Но и сон не всегда благодатен. Иногда мне снится муж. Таким, каким я видела его в последний раз – окровавленным, растерзанным когтистыми лапами чудовища, которого я сама, собственными руками, выпустила из клетки. Эти сны не пугают, они пронзают сердце, и я просыпаюсь и плачу, уткнувшись в подушку, набитую сухими листьями и травой. Я плачу от горя, пока снова не засыпаю.

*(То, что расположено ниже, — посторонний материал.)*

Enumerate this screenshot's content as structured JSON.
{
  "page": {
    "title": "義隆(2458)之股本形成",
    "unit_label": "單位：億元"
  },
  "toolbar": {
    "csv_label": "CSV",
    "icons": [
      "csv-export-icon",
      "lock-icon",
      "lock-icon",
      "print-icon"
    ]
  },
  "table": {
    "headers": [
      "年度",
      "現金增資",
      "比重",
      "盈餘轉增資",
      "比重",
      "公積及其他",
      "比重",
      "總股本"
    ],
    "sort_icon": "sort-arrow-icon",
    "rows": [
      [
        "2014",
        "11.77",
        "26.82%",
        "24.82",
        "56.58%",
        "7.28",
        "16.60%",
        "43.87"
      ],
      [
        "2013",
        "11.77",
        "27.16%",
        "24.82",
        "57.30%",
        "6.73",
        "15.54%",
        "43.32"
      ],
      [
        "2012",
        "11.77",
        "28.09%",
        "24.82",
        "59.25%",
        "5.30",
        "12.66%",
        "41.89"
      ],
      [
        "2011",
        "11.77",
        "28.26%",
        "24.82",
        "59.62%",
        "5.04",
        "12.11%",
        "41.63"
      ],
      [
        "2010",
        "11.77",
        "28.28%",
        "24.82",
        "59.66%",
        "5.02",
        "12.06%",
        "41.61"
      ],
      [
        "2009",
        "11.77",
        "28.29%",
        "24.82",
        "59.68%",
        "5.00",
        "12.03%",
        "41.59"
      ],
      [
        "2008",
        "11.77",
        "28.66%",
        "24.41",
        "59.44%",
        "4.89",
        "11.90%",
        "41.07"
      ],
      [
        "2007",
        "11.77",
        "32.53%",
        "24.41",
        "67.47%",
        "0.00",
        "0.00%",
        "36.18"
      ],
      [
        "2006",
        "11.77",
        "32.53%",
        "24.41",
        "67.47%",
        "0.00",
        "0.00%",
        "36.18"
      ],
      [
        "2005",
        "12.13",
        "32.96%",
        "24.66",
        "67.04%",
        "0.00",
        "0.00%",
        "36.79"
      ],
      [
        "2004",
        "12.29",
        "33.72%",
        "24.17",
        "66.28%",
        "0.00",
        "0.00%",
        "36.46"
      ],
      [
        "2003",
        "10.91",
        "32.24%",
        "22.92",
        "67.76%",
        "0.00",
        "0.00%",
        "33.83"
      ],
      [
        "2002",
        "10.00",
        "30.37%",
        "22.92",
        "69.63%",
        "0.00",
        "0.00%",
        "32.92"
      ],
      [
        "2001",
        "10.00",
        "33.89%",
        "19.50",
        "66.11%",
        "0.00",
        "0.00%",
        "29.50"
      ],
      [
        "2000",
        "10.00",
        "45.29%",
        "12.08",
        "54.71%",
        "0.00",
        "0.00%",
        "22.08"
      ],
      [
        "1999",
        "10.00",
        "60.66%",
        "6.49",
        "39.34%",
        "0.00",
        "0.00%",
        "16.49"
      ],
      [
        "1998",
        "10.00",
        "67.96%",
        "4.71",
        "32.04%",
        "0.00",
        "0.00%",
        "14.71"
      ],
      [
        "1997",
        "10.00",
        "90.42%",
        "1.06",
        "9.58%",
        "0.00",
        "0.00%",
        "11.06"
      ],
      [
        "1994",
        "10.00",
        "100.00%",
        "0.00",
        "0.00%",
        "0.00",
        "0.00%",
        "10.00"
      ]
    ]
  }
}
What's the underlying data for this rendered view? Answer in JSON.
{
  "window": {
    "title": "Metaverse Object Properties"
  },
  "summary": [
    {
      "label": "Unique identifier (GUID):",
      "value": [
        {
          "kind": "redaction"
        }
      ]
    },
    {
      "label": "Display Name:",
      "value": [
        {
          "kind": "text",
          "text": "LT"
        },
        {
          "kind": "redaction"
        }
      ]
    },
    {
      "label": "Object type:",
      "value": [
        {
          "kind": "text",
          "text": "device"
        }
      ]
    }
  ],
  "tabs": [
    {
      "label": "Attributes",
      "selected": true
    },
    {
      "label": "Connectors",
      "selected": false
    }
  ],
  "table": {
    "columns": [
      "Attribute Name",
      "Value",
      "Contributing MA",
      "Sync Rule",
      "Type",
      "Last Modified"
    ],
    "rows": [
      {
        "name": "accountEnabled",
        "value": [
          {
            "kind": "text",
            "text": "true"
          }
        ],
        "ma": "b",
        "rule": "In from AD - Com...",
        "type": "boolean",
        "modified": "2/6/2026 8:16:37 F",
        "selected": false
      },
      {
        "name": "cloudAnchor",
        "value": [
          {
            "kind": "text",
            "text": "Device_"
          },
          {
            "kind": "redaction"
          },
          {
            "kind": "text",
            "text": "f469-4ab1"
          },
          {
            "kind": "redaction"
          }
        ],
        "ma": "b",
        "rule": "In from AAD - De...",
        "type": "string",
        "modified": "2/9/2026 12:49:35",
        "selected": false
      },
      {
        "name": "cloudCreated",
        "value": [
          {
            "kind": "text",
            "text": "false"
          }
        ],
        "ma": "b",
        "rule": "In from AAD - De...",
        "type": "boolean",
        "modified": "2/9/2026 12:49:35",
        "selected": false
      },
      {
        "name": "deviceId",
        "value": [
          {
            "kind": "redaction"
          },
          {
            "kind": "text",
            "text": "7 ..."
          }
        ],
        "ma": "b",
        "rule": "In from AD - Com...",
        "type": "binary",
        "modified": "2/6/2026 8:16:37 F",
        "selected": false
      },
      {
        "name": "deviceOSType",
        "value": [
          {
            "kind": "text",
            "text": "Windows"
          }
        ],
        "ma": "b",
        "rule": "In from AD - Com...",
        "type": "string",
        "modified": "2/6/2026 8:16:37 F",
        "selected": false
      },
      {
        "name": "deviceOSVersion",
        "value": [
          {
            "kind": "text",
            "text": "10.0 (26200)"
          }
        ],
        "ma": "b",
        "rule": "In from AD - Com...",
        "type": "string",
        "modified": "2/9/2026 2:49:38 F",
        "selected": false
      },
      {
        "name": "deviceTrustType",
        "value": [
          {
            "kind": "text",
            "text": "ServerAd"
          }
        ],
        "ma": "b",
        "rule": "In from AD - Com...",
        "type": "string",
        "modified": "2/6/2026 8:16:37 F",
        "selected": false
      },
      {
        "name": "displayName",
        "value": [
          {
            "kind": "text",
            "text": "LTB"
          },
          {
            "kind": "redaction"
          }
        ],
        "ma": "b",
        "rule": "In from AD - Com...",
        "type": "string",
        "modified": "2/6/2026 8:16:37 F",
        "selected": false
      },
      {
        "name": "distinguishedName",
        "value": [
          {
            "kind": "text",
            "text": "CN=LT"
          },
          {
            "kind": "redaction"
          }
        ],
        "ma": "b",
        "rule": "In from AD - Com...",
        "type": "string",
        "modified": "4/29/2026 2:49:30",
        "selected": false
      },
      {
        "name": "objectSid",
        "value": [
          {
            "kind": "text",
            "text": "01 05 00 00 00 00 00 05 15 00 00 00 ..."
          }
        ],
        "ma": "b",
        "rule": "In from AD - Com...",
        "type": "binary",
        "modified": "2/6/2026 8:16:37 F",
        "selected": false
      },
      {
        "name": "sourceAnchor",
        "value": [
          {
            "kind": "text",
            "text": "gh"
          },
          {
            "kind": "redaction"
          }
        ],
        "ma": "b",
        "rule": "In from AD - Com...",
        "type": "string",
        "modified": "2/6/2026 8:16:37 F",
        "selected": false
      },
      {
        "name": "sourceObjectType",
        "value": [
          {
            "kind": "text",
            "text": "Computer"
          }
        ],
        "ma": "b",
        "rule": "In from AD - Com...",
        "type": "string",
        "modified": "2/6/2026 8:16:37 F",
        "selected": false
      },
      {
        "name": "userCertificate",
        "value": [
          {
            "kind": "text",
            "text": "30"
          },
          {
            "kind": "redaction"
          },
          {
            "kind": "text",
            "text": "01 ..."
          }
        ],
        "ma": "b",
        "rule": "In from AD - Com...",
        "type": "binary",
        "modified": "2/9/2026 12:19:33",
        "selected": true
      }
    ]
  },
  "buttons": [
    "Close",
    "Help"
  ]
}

Только и эти сны не самые страшные. Иногда – слава яркому пламени, что такое происходит редко – мне снится он. Чудовище, демон, обманщик и обольститель. И его я вижу таким, как при последней встрече – чёрным и прекрасным, видом своим подобным звёздной ночи. Только любоваться этой красотой невозможно, потому что она вызывает не любование, а дикий страх. И там, во сне, я плачу от ужаса, и пытаюсь убежать, и снова и снова чувствую, как когтистая лапа – совсем не похожая на человеческую руку, хватает меня за лодыжку и тянет вглубь подземелья. И тогда я просыпаюсь, крича от страха, а ожоги на правой ноге начинают болеть немилосердно. И от этой боли не спасают ни мази, ни заклятья. Я вою и мечусь по кровати, сама превращаясь в зверя. В зверя, на которого объявлена охота, и который знает, что рано или поздно охотник найдет его, и нет никакого спасения.

Приходит утро, и туман густой пеленой закрывает озеро.

Это не простой туман. Это я прошу, чтобы он появился. Туман стелется над водой длинными пластами и скрывает мой маленький дом, мою крепость. Деревянные мостки – доски, уложенные по три в ряд, теряются в седых космах тумана, и я подолгу всматриваюсь туда, страшась, что однажды они разойдутся, как тонкая ткань под крепкими руками, и вдали покажется чёрный силуэт того, кто ищет меня. Ищет меня с упорством охотничьего пса. И не сомневаюсь, что однажды найдёт. Меня, Айфу из Роренброка, леди Демелза, а теперь – колдунью в бегах.

Вы спросите, зачем я здесь? Что заставило знатную даму бежать от привычной жизни и скрываться в лачуге, подобно нищенке?

Все просто. Я пытаюсь ускользнуть от проклятья, от судьбы, которая властно толкает меня навстречу крови, убийствам и преступлениям, а это противно яркому пламени и моей душе.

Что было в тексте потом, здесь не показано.